Certain behaviour might also signal a problem. People experiencing mental illness might stop participating in regular activities, change their eating and sleeping habits or exhibit uncharacteristic fatigue, energy, anger, sadness, risk-taking or paranoia. “The key is ‘what’s different?'” says Haynes.
We should talk
Talking about mental health — or asking about a potential mental health problem — will not cause mental illness, emphasizes Haynes.
Ignoring concerns could, however, exacerbate a problem by contributing to the individual’s sense of isolation.
Pick an informal opportunity, like a car ride or during chores, to talk about concerning behaviour. “With young people in particular, not having to be face-to-face can help them feel more relaxed, making them more likely to speak,” says Haynes. “Also, choose a time when you’re feeling relatively calm and use statements like, ‘I’ve noticed’, ‘I’m worried’, ‘Can you tell me what’s happening’ or ‘I’m not sure what’s happening, but I care and I want to help.'”
Even in situations where a person might be suicidal, talking will not trigger selfharm. Asking someone a direct question, like “Do you think about hurting yourself?” lets that person know you are prepared to hear their response. Asking questions and offering support, says Haynes, tells them they are loved and needed.

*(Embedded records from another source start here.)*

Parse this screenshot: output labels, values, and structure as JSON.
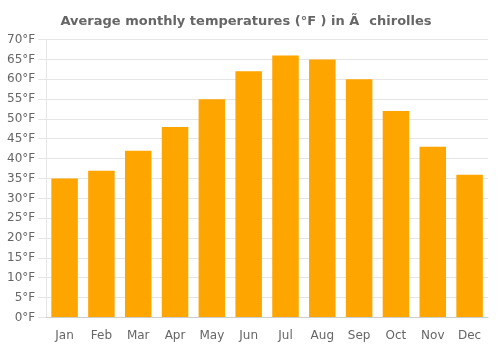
{
  "chart_data": {
    "type": "bar",
    "title": "Average monthly temperatures (°F ) in Ãchirolles",
    "categories": [
      "Jan",
      "Feb",
      "Mar",
      "Apr",
      "May",
      "Jun",
      "Jul",
      "Aug",
      "Sep",
      "Oct",
      "Nov",
      "Dec"
    ],
    "values": [
      35,
      37,
      42,
      48,
      55,
      62,
      66,
      65,
      60,
      52,
      43,
      36
    ],
    "color": "#FFA500",
    "ylim": [
      0,
      70
    ],
    "yticks": [
      {
        "value": 0,
        "label": "0°F"
      },
      {
        "value": 5,
        "label": "5°F"
      },
      {
        "value": 10,
        "label": "10°F"
      },
      {
        "value": 15,
        "label": "15°F"
      },
      {
        "value": 20,
        "label": "20°F"
      },
      {
        "value": 25,
        "label": "25°F"
      },
      {
        "value": 30,
        "label": "30°F"
      },
      {
        "value": 35,
        "label": "35°F"
      },
      {
        "value": 40,
        "label": "40°F"
      },
      {
        "value": 45,
        "label": "45°F"
      },
      {
        "value": 50,
        "label": "50°F"
      },
      {
        "value": 55,
        "label": "55°F"
      },
      {
        "value": 60,
        "label": "60°F"
      },
      {
        "value": 65,
        "label": "65°F"
      },
      {
        "value": 70,
        "label": "70°F"
      }
    ],
    "grid": "y"
  }
}
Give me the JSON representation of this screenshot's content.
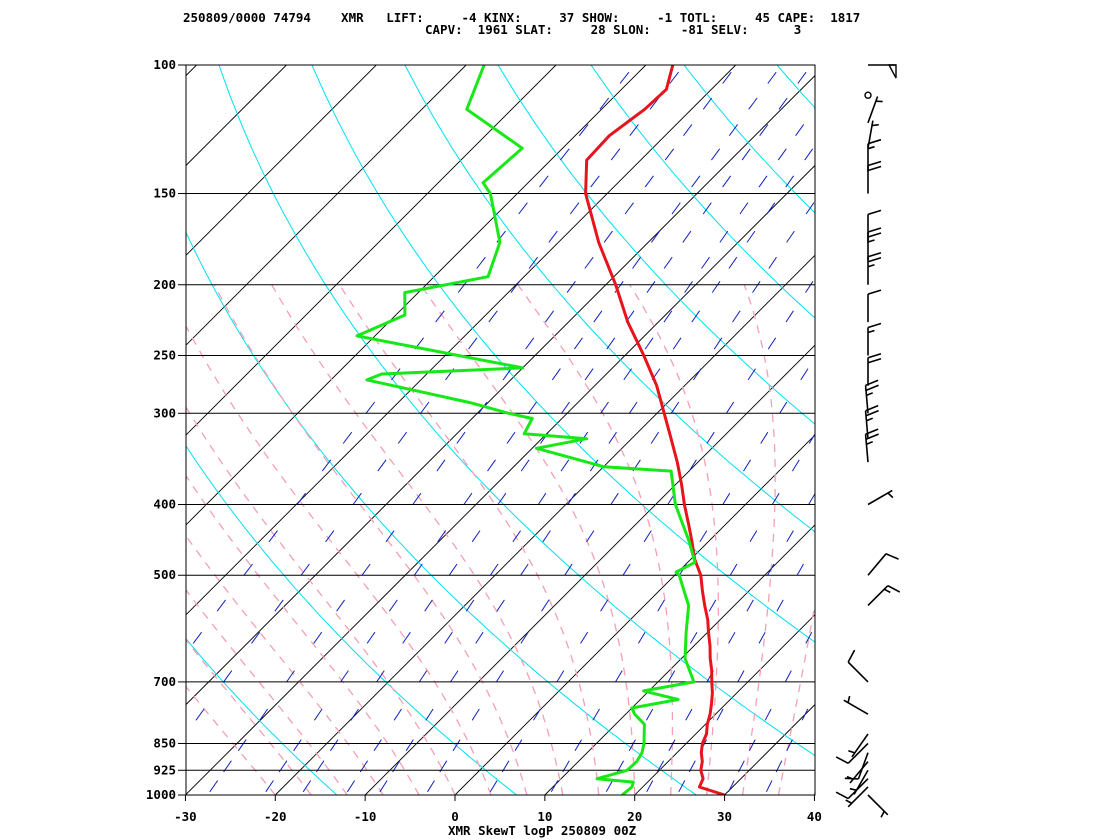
{
  "header": {
    "line1": "250809/0000 74794    XMR   LIFT:     -4 KINX:     37 SHOW:     -1 TOTL:     45 CAPE:  1817",
    "line2": "CAPV:  1961 SLAT:     28 SLON:    -81 SELV:      3"
  },
  "colors": {
    "temperature": "#e8141c",
    "dewpoint": "#18e818",
    "isotherm_skewed": "#000000",
    "dry_adiabat": "#00e0f0",
    "moist_adiabat": "#f4a0b4",
    "mixing_ratio": "#1020c0",
    "isobar": "#000000",
    "wind_barb": "#000000"
  },
  "chart_data": {
    "type": "line",
    "title": "XMR SkewT logP 250809 00Z",
    "x_tick_labels": [
      "-30",
      "-20",
      "-10",
      "0",
      "10",
      "20",
      "30",
      "40"
    ],
    "x_ticks": [
      -30,
      -20,
      -10,
      0,
      10,
      20,
      30,
      40
    ],
    "pressure_tick_labels": [
      "100",
      "150",
      "200",
      "250",
      "300",
      "400",
      "500",
      "700",
      "850",
      "925",
      "1000"
    ],
    "pressure_ticks": [
      100,
      150,
      200,
      250,
      300,
      400,
      500,
      700,
      850,
      925,
      1000
    ],
    "xlim": [
      -30,
      40
    ],
    "ylim_pressure": [
      1000,
      100
    ],
    "y_scale": "log",
    "skew": "45",
    "series": [
      {
        "role": "temperature",
        "points": [
          [
            1000,
            30.0
          ],
          [
            975,
            26.3
          ],
          [
            950,
            25.8
          ],
          [
            925,
            24.6
          ],
          [
            900,
            23.8
          ],
          [
            875,
            22.7
          ],
          [
            850,
            21.8
          ],
          [
            825,
            21.2
          ],
          [
            800,
            20.2
          ],
          [
            775,
            19.4
          ],
          [
            750,
            18.4
          ],
          [
            725,
            17.3
          ],
          [
            700,
            16.0
          ],
          [
            675,
            14.7
          ],
          [
            650,
            13.2
          ],
          [
            625,
            11.8
          ],
          [
            600,
            10.2
          ],
          [
            575,
            8.6
          ],
          [
            550,
            6.7
          ],
          [
            525,
            4.8
          ],
          [
            500,
            2.9
          ],
          [
            475,
            0.4
          ],
          [
            450,
            -1.8
          ],
          [
            425,
            -4.2
          ],
          [
            400,
            -6.8
          ],
          [
            375,
            -9.4
          ],
          [
            350,
            -12.3
          ],
          [
            325,
            -15.6
          ],
          [
            300,
            -19.2
          ],
          [
            275,
            -23.1
          ],
          [
            250,
            -27.9
          ],
          [
            225,
            -33.4
          ],
          [
            200,
            -38.9
          ],
          [
            175,
            -45.5
          ],
          [
            150,
            -52.4
          ],
          [
            135,
            -56.0
          ],
          [
            125,
            -56.2
          ],
          [
            115,
            -55.2
          ],
          [
            108,
            -55.0
          ],
          [
            100,
            -57.0
          ]
        ]
      },
      {
        "role": "dewpoint",
        "points": [
          [
            1000,
            18.6
          ],
          [
            975,
            18.8
          ],
          [
            960,
            18.4
          ],
          [
            950,
            14.0
          ],
          [
            925,
            16.4
          ],
          [
            900,
            16.5
          ],
          [
            875,
            16.1
          ],
          [
            850,
            15.3
          ],
          [
            800,
            13.2
          ],
          [
            775,
            11.0
          ],
          [
            760,
            10.0
          ],
          [
            740,
            14.2
          ],
          [
            720,
            9.4
          ],
          [
            700,
            14.0
          ],
          [
            650,
            10.4
          ],
          [
            600,
            7.7
          ],
          [
            550,
            4.9
          ],
          [
            500,
            0.5
          ],
          [
            495,
            -0.2
          ],
          [
            480,
            0.8
          ],
          [
            450,
            -2.1
          ],
          [
            400,
            -7.8
          ],
          [
            360,
            -12.0
          ],
          [
            355,
            -20.0
          ],
          [
            335,
            -29.5
          ],
          [
            325,
            -25.0
          ],
          [
            320,
            -32.5
          ],
          [
            305,
            -33.3
          ],
          [
            300,
            -36.5
          ],
          [
            290,
            -42.0
          ],
          [
            270,
            -56.0
          ],
          [
            265,
            -55.0
          ],
          [
            260,
            -40.0
          ],
          [
            235,
            -62.0
          ],
          [
            220,
            -59.0
          ],
          [
            205,
            -61.5
          ],
          [
            195,
            -54.0
          ],
          [
            175,
            -56.5
          ],
          [
            150,
            -63.0
          ],
          [
            145,
            -65.0
          ],
          [
            130,
            -64.5
          ],
          [
            115,
            -75.0
          ],
          [
            100,
            -78.0
          ]
        ]
      }
    ],
    "wind_barbs": [
      {
        "p": 1000,
        "direction_deg": 135,
        "speed_kt": 5
      },
      {
        "p": 975,
        "direction_deg": 225,
        "speed_kt": 5
      },
      {
        "p": 950,
        "direction_deg": 225,
        "speed_kt": 10
      },
      {
        "p": 925,
        "direction_deg": 210,
        "speed_kt": 5
      },
      {
        "p": 900,
        "direction_deg": 220,
        "speed_kt": 5
      },
      {
        "p": 875,
        "direction_deg": 200,
        "speed_kt": 10
      },
      {
        "p": 850,
        "direction_deg": 225,
        "speed_kt": 10
      },
      {
        "p": 825,
        "direction_deg": 215,
        "speed_kt": 5
      },
      {
        "p": 775,
        "direction_deg": 300,
        "speed_kt": 5
      },
      {
        "p": 700,
        "direction_deg": 315,
        "speed_kt": 10
      },
      {
        "p": 550,
        "direction_deg": 45,
        "speed_kt": 15
      },
      {
        "p": 500,
        "direction_deg": 40,
        "speed_kt": 10
      },
      {
        "p": 400,
        "direction_deg": 60,
        "speed_kt": 5
      },
      {
        "p": 350,
        "direction_deg": 355,
        "speed_kt": 25
      },
      {
        "p": 325,
        "direction_deg": 355,
        "speed_kt": 25
      },
      {
        "p": 300,
        "direction_deg": 355,
        "speed_kt": 25
      },
      {
        "p": 275,
        "direction_deg": 0,
        "speed_kt": 20
      },
      {
        "p": 250,
        "direction_deg": 0,
        "speed_kt": 15
      },
      {
        "p": 225,
        "direction_deg": 0,
        "speed_kt": 10
      },
      {
        "p": 200,
        "direction_deg": 0,
        "speed_kt": 25
      },
      {
        "p": 185,
        "direction_deg": 0,
        "speed_kt": 25
      },
      {
        "p": 175,
        "direction_deg": 0,
        "speed_kt": 10
      },
      {
        "p": 150,
        "direction_deg": 0,
        "speed_kt": 20
      },
      {
        "p": 140,
        "direction_deg": 0,
        "speed_kt": 15
      },
      {
        "p": 130,
        "direction_deg": 10,
        "speed_kt": 5
      },
      {
        "p": 120,
        "direction_deg": 20,
        "speed_kt": 5
      },
      {
        "p": 110,
        "direction_deg": 0,
        "speed_kt": 0
      },
      {
        "p": 100,
        "direction_deg": 90,
        "speed_kt": 50
      }
    ],
    "grid": true,
    "legend": "none"
  }
}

If an intention for self-harm is expressed or suspected, it’s important to get professional help and review the environment to ensure the person doesn’t have easy access to things that could hurt them, like guns, drugs or chemicals. Here, the goal is to make self-harm more difficult. “Most people don’t want to die, but they can’t see a way to live in that moment,” says Haynes. “Any time we can buy is critical.”
Haynes cautions against using confrontational language — “Why are you acting like this?” or “Why are you so moody?” — or blaming. “Having a mental health problem is a difference, not a wrong,” she says. “By asking ‘What’s wrong with you?’ we are inadvertently blaming the person for feeling the way they do. ‘What’s happened?’ is a far better question; it acknowledges a problem and opens an opportunity to talk.” Haynes recommends statements like: “I’m listening” or “I’m worried about you.”
Do not express opinions about prescribed medication, adds Garrett. “One of the reasons people go on and off prescribed medications for issues like depression or anxiety is that others may express surprise that they need it and may encourage them to stop taking medication,” she says. “Sadly, many of us already feel that taking medication means that we are weak. You wouldn’t encourage someone to stop medical treatment for a physical ailment. Don’t do it with a mental illness either.”
Garrett has also learned that mental health is unique to the individual. Some people are predisposed to mental illness while others are triggered by trauma. “And there are others who by their own admission lead a relatively tranquil life without any major negative experiences, who might experience horrible depression without trauma,” says Garrett.
Get help, offer help
The need to seek help is underlined by the ripple effect of mental illness, says Haynes. “Studies show when a child is depressed, parents are more likely to be depressed.” This can be compounded by worry and the financial and time costs of therapy. “If you are aware of a family in need, don’t wait for them to ask for help. Reach out and talk about mental health like you were checking in on how that broken shoulder is coming on.”